I am the kind of person who's always sporting an ear-to-ear smile goofing around in a childish manner because that's what I have been doing throughout the course of my "film". I wasn't allowed to cry I wasn't allowed to be stressed because of what everybody else thought of me. This bundle of hidden emotions that I secretly bottled up in my head every night, coerced me to pull my hair out. Because  "Oh you are a smart girl you must score a 95%" "Oh you are a good student you aren't supposed to hang out with those brats". My entire personality was overshadowed by my academic performance. At times, when I didn't fair well in my tests, my directors would criticize every trait and skill that I possess. Any remotely negative comment and I would put myself through extreme scrutiny and self-doubt, part and parcel of being a sensitive human. I would let the opinions, pressures, and dictations; bestowed by other people upon me; influence the way I function.

I was sick of being accounted for anything lesser than the reality. I was tired of being narrowed down to The girl next door. I was fed up with being the girl who always has to smile and score.

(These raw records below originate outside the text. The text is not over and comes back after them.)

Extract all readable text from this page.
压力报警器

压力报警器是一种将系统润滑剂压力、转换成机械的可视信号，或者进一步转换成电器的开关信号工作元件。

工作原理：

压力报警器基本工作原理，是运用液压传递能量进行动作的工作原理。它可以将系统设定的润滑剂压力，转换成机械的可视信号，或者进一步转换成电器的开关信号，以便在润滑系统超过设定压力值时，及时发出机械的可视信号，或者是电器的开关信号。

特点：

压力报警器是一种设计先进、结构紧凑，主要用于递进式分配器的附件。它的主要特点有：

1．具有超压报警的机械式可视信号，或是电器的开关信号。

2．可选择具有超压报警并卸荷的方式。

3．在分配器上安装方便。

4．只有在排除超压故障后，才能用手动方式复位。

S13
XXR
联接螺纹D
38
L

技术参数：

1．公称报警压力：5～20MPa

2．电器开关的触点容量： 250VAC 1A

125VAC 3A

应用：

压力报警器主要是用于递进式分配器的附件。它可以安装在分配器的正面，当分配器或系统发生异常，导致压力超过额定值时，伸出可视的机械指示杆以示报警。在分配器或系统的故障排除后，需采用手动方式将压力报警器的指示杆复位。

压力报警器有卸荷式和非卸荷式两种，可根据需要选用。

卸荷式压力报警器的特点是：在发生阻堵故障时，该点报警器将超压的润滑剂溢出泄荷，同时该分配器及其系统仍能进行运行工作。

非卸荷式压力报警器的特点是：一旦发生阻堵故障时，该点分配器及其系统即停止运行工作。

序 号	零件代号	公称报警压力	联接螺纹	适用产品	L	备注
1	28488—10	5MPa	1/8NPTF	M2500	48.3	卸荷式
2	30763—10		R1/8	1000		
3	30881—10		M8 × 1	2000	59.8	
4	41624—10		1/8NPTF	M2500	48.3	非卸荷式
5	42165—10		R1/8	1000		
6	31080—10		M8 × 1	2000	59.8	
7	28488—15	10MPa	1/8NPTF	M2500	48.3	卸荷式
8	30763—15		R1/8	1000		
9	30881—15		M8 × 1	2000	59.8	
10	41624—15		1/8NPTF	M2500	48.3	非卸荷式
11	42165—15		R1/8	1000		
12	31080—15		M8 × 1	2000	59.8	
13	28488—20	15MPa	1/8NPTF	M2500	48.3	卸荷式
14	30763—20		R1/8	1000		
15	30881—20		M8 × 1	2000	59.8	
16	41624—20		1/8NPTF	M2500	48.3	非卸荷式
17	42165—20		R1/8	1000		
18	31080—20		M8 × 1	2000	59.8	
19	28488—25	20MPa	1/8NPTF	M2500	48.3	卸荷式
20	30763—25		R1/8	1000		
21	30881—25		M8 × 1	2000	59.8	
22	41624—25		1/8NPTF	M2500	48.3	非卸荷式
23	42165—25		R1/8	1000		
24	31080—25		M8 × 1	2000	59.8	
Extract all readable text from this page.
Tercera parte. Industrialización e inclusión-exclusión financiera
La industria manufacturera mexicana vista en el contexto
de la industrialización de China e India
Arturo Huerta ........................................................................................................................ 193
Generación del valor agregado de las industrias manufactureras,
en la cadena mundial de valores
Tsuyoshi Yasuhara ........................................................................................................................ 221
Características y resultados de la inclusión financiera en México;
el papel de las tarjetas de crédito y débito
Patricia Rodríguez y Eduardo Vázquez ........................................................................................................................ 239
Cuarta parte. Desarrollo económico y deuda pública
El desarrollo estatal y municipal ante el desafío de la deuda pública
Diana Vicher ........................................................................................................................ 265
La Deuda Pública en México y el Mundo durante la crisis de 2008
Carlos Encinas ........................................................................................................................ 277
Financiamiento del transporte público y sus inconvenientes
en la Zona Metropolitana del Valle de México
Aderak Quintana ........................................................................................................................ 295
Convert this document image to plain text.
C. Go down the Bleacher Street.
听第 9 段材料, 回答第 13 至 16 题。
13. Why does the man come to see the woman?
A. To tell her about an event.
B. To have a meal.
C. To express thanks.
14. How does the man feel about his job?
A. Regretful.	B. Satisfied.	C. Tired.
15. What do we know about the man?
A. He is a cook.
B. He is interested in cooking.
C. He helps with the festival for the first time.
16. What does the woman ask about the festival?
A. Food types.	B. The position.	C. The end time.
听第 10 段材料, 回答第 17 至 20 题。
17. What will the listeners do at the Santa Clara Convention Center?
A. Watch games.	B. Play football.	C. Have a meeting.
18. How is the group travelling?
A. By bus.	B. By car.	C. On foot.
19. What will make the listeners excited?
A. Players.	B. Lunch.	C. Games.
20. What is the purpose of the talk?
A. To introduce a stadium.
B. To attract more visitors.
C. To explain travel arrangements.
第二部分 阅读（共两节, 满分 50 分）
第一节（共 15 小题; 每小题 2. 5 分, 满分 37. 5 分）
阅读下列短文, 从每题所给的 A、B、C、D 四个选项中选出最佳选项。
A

I didn't realize until one fine day that I decided to get out of this and told everybody to shut any confrontation or drama. I JUST STOPPED LISTENING. Whatever anybody has said is their perception of me and I'm not answerable to that. I am responsible for my own thoughts only. To manifest them, I noted down everything that I wanted for myself by the end of the year. This may or may not coincide with other expectations of my directors. But who cares? The story revolves around and according to the decisions of a protagonist.  Taking the reins of my movie.

And turning a deaf ear was all it took. I am not saying I don't get affected by things anymore, because I am no Bunny and my life is no 'Yeh Jawani hai Deewani' movie that I can live on my own terms but it evidently helped. It was worth firing the directors and the movie goes on -- with or without them.